Это напоминание сжало болью сердце, глаза сверкнули злостью.
— А ты бы хотела... Это мои ноги. Я еще пошагаю. — Ступил — и чуть не застонал от боли. — Пойду! — И впервые поверил сам, что когда-нибудь пойдет.
— Ты все такой же жестокий...
— А ты такая же никчемно-легкомысленная.
Она даже отшатнулась, побледнела. Искала веского, справедливого слова и не находила его. Да и что она могла сказать ему? Что была война? Что она узнала голод, видела смерть и человеческие страдания, не раз рисковала своей жизнью на изрытом снарядами поле? Что потом долго искала его? Что она и тогда, написав ему письмо, поехала следом за ним? Расспрашивала же в письме потому, что хотела забрать его в свой госпиталь. А он так обидно истолковал ее вопросы. Она не застала его на месте и вынуждена была вернуться. А дома ее уже ждало письмо. Страшное письмо...

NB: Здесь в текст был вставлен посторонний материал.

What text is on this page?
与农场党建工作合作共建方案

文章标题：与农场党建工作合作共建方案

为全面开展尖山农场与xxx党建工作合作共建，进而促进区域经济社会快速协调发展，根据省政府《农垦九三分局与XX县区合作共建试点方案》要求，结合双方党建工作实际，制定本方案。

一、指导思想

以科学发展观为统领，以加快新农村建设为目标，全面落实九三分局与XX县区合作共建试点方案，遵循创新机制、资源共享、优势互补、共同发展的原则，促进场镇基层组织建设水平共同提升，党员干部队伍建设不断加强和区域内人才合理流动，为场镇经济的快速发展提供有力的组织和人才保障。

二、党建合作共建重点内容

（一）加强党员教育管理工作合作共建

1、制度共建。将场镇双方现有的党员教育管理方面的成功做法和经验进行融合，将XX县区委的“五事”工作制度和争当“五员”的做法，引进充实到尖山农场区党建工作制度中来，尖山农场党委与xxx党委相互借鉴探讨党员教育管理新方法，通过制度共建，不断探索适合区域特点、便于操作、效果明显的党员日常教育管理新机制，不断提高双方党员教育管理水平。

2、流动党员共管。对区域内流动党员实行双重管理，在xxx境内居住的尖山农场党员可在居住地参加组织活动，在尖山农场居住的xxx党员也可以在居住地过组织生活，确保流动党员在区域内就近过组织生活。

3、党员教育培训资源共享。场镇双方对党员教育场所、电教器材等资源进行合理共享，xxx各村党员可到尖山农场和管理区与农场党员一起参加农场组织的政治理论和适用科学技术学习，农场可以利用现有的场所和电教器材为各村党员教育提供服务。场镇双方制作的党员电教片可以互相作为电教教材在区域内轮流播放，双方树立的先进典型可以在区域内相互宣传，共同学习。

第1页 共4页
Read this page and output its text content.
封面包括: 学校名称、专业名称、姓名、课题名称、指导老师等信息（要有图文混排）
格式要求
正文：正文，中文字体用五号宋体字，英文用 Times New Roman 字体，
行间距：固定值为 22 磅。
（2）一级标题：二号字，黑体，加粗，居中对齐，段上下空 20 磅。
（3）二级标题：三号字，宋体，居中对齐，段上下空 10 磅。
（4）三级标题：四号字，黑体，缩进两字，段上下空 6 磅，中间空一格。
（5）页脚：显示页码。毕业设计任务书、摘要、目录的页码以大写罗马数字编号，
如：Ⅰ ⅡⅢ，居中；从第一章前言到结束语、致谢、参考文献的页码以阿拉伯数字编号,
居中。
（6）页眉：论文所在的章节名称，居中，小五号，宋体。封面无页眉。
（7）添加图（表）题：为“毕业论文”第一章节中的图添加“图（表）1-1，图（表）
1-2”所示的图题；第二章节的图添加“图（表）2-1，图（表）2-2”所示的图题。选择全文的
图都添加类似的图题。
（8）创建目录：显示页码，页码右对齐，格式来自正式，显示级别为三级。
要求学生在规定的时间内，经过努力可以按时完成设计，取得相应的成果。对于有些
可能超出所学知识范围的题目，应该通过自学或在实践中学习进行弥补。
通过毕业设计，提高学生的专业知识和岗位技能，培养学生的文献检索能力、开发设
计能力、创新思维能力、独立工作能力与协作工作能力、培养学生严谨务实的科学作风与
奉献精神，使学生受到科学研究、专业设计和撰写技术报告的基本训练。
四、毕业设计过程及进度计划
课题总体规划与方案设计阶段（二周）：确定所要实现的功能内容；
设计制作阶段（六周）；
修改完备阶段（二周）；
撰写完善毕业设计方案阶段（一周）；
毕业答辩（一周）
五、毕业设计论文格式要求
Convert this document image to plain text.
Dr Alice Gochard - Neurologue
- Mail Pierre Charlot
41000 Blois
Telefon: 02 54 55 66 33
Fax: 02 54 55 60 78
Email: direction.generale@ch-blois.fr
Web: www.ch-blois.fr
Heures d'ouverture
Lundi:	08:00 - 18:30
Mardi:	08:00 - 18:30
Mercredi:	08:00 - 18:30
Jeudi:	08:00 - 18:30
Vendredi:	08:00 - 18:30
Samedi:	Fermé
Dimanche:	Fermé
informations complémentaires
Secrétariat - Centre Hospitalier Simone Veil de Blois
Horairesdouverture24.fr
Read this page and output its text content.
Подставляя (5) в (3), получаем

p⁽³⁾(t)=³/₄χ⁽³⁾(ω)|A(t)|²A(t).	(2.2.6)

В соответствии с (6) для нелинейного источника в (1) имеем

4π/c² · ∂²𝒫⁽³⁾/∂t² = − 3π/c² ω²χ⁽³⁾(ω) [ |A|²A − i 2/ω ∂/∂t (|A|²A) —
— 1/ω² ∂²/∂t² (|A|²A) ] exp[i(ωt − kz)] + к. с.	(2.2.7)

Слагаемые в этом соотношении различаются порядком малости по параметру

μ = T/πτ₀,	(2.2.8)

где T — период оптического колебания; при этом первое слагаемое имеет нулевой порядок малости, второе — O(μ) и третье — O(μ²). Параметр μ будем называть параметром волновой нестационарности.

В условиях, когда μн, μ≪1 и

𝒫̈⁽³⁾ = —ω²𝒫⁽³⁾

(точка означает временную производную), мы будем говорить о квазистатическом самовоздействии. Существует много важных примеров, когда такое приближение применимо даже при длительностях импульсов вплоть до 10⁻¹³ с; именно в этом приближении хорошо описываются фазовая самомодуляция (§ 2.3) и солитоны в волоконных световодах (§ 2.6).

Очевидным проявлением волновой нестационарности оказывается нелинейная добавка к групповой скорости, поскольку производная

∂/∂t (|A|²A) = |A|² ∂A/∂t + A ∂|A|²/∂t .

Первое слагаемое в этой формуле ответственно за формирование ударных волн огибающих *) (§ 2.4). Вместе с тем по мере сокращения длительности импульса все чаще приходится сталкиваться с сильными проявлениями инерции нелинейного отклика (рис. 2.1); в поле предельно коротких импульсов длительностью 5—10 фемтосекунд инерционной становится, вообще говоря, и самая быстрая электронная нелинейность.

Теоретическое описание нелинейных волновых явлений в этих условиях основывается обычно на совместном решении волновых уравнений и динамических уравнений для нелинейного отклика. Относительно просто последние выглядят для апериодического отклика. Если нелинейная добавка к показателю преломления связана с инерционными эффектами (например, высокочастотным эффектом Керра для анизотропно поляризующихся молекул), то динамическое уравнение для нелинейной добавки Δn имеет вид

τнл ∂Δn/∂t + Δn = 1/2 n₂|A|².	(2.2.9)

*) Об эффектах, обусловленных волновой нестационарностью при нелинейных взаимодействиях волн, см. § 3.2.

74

Да и зачем рассказывать? Пускай думает, как хочет, это даже лучше для них обоих.
Только ей почему-то жаль... Жаль всего... Жаль Федора...
А он уловил это в ее взгляде и поэтому сердился еще больше. Он не хотел ее жалости. О, как бы хорошо было пройти сейчас мимо нее здоровым, веселым, беззаботным! Отомстить смехом.
— Ты... лечился? — Она мгновенно поняла, насколько неуместен ее вопрос.
Понял это и Федор. Не хватало, чтобы он начал вот здесь рассказывать о клиниках, профессорах, санаториях...
Он не ответил. Спросил о другом:
— Что с моим батьком?
— Сердце...
— Сердце?
— А ты думаешь, что ни у кого больше нет сердца...
Она быстро поднялась и направилась в хату.
Федор последовал за ней.
* * *
И опять солнце. И снова липа в цвету. И дети на шелковице, и пчелы. Но они уже гудели только для Федора. Луке все было безразлично. Он уже не разговаривал, только время от времени морщился от боли, но не жаловался. Наверное, не хотел причинять боль другим. А в полдень третьего дня слабо шевельнул рукой, подозвал сыновей. Глаза его смотрели осмысленно, просительно.
— Федя, Василь. — прошелестел он, как увядшая трава. — Крест бы мне. Вон там дубовая колода под навесом. .
— Из этого дуба мы еще ворота с тобой вдвоем вытешем... — сказал Федор, и ему стало страшно своих слов: ведь это неправда.
Федор знал: отец никогда не был в большой дружбе с богом. И бог его никогда не тешил лаской. Отец больше, пожалуй, боялся бога. Потому и крест просил поставить. Бог — это как бы некое далекое начальство.
— Поставите крест, Федя?
— Поставим...
Потом Лука попрощался с сыновьями, родственниками, соседями. И еще кого-то звал. К самым отцовым губам приник головой Федор, наклонилась близко Одарка, пытаясь разобрать шепот. Она выпрямилась первой, но ничего не сказала.
Федор взглянул в ее встревоженные глаза, на отцовы уста и тоже понял.
— Настя, Настя, — звал Лука свою первую жену.